3.2.3. Confounding Variables

A drought period began in the summer of 2011 and continued through 2012 with higher than normal temperatures and lower than normal rainfall. We tested if the difference in TR and DI was significantly different between years (Table 6). We do not know if the highly significant difference between years was typical of the normal variability of invertebrate populations or a product of the drought conditions.

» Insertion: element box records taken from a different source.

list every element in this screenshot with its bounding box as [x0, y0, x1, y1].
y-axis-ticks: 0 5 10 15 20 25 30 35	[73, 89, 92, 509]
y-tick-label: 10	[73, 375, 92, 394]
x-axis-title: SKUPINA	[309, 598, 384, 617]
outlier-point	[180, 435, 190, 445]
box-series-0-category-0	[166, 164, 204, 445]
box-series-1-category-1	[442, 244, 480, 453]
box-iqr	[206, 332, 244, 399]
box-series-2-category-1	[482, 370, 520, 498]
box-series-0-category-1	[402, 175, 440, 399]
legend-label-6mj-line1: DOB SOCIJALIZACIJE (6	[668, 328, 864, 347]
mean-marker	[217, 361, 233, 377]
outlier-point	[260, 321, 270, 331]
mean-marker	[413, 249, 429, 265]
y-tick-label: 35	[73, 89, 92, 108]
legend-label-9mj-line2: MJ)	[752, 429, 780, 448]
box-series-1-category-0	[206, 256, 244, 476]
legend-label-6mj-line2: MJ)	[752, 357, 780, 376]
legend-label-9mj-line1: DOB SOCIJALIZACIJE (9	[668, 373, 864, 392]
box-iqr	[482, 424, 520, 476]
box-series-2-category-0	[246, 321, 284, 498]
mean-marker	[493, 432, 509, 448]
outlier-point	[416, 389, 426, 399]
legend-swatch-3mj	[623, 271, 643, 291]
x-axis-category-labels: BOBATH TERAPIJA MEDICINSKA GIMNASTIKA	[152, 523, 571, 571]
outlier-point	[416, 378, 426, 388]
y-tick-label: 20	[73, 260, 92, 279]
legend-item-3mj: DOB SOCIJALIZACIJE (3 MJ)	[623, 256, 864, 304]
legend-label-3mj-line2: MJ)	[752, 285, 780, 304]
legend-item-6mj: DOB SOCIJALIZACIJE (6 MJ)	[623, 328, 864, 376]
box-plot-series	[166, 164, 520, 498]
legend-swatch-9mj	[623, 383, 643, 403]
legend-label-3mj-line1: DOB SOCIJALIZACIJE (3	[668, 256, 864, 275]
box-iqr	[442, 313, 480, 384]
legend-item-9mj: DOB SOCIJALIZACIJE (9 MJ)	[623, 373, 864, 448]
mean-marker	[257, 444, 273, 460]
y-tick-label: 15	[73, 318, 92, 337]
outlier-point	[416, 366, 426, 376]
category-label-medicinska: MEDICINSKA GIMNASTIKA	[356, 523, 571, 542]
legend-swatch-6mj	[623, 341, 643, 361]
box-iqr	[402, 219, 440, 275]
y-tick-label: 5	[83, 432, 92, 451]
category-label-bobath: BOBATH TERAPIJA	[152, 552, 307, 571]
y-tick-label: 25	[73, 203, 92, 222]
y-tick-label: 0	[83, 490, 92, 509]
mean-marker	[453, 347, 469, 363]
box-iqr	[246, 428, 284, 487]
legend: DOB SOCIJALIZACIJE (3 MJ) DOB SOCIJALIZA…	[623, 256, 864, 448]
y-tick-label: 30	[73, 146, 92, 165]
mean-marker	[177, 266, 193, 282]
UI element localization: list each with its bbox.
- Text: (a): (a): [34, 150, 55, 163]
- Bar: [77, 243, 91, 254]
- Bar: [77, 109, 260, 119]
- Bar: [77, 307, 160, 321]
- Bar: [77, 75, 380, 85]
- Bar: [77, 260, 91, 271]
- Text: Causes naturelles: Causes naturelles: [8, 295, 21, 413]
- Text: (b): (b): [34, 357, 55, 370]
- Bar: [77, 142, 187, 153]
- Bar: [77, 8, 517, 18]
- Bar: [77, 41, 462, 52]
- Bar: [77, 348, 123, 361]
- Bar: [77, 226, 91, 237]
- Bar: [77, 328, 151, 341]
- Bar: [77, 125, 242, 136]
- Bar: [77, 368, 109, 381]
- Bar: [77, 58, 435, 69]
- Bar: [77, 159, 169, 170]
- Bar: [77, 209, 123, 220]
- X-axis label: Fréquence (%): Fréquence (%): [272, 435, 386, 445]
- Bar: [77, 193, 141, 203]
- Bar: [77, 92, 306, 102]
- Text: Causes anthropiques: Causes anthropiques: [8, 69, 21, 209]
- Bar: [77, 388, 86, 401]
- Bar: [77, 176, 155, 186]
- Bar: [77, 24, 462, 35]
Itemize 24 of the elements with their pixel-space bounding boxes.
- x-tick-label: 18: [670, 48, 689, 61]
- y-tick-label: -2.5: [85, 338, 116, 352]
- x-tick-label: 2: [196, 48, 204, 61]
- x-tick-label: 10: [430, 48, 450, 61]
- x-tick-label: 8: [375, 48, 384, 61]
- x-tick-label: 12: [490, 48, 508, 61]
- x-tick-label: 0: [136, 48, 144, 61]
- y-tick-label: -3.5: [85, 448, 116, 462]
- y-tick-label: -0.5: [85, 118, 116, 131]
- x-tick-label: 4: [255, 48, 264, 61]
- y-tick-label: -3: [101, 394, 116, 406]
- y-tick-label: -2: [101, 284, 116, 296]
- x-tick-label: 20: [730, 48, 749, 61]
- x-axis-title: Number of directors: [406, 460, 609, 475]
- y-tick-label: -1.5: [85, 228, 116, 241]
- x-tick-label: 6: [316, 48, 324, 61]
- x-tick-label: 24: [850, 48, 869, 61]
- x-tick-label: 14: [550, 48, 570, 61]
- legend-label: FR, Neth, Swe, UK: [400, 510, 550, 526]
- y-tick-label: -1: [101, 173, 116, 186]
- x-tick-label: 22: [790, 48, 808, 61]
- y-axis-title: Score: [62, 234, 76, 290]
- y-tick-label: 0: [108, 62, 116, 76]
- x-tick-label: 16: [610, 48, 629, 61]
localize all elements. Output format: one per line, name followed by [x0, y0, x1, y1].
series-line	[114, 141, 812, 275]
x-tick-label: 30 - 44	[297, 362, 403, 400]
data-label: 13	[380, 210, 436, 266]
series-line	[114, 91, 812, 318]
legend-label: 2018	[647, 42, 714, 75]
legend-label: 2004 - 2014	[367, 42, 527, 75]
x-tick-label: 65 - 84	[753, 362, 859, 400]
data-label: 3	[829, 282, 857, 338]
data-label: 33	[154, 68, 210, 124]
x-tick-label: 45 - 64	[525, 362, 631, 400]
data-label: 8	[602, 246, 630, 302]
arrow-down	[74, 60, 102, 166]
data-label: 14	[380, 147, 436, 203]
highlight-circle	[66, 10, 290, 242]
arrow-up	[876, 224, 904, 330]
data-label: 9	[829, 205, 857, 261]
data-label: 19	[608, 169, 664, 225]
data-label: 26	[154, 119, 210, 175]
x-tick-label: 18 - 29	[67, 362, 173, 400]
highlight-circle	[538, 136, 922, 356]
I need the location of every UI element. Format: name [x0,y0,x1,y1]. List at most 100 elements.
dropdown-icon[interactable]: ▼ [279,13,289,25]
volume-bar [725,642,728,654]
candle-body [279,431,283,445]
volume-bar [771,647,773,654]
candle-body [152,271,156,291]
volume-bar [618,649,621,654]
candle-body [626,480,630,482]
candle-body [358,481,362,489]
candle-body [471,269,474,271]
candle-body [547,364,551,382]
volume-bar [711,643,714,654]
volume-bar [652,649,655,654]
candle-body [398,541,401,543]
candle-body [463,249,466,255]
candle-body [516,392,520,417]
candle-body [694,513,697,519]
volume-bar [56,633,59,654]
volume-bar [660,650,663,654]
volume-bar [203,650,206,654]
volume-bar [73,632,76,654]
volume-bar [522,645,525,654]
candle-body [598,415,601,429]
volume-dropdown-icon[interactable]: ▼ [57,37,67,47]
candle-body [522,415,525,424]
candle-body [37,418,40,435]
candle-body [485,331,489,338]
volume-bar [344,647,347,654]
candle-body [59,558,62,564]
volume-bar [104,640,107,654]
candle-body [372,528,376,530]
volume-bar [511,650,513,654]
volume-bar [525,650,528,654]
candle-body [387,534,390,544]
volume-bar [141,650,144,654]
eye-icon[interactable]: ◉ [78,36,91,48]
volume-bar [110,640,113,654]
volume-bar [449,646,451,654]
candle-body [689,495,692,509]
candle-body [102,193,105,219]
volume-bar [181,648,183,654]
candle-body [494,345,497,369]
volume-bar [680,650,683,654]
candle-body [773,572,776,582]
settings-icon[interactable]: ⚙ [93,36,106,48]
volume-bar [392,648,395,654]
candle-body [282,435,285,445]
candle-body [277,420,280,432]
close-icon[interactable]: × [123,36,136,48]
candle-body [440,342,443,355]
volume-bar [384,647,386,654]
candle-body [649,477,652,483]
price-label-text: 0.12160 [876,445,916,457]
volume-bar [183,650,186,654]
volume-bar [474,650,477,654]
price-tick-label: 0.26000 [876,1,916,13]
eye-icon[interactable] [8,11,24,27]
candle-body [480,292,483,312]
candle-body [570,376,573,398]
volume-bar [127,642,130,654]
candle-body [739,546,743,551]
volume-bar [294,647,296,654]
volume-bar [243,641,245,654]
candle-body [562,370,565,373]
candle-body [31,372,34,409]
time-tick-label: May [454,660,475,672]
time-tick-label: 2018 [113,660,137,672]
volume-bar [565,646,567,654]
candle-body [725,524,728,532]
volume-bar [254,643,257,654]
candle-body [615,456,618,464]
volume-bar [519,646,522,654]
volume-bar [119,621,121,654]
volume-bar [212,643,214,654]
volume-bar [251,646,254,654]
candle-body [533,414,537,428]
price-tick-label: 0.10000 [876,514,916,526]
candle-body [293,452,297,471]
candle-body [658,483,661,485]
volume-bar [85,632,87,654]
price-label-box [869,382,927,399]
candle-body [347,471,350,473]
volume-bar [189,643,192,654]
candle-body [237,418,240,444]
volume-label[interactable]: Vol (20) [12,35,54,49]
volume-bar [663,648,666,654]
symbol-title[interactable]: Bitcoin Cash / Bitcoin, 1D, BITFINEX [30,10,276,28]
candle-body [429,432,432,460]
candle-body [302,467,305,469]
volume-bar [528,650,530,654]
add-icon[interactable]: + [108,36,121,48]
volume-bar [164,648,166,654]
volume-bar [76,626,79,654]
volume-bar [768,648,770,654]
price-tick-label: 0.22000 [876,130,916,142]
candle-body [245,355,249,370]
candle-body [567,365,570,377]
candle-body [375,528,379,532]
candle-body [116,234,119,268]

We measured a number of confounding variables that we felt might impact TR and DI. Crops in the study areas were GM soybean and corn. Corn is usually the first crop to be sown when the fields dry out and start to warm. Soybeans are planted later. The planting dates and subsequent plant growth and shading may have influenced colonization by invertebrates. Price [66] found that herbivores colonized the soybeans first with no appreciable increase in parasites and predators until the canopy had developed. Botha [43] found that biodiversity loss was apparent if corn fields were within 30 m of the field margins being sampled. Therefore it was no surprise that crop had an effect in our study.

All FI were tilled before planting and may or may not have been recently treated with glyphosate (broad spectrum herbicide). Herbicides vary in their impact on invertebrates and the impact often depends on the timing and context of the application [67,68]. Invertebrates vary greatly in their mobility and dispersal ability. In agricultural landscapes with high disturbance particularly in the planting and harvesting phases the dispersal technique is crucial for survival [3]. In addition, crossing hard barriers, such as roadways, limits the mobility of arthropods [69]. These issues are outside the scope of this study but should be acknowledged as having an impact.

As the length of the FE increased, the TR and DI decreased. The edge along the fields may serve as a corridor for migration as well as a refuge during episodes of disturbance. The distance to additional field edges increases vulnerability of invertebrates with low mobility.

The distance to the nearest non-arable space > 1 ha was important to TR but had no significant impact on DI. We did not collect from the nearest non-arable space and cannot say how the TR and DI compared to our study fields. Gonzalez [27] found both forest cover and proximity affected arthropod assemblages in soybean fields in central Argentina.

We measured a number of other factors which did not significantly contribute to our findings (Table 2). These included the size of the agricultural field, the width of the FE, the average vegetation height, vegetation standard deviation (sd) and soil type. These were local factors within the agricultural landscape that affect other groups of organisms such as birds [70,71], and mammals [72,73], but not some reptiles [74].

4. Conclusions

Our data indicate that invertebrate diversity responds to characteristics operating at both field and landscape levels. For FI and FE, habitat quality (in our analyses shown as the significance of confounding variables) had multiple effects. Research that considers the agricultural landscape strictly as a mosaic of habitat and non-habitat fails to recognize the utilization and possible enhancement of biodiversity provided by the managed FE since these may have considerable TR and DI of invertebrates. Knowing that landscape complexity is relatively high in some areas of central Illinois as compared to European landscapes, additional investigation is needed to determine whether there are special opportunities to enhance biodiversity in the agricultural landscape of central Illinois. Agri-environment schemes of the European Union have sometimes been shown to be effective in improving biodiversity [75,76]. Keeping the large scale complexity of the landscape that currently exists is clearly an important conservation strategy to preserve invertebrate populations. There seems to be no detrimental effects from an agriculture point of view, because a more complex landscape does not result in higher TR in FI. Planting FE with native plants is an easy step in providing habitat for native insects that could be tested.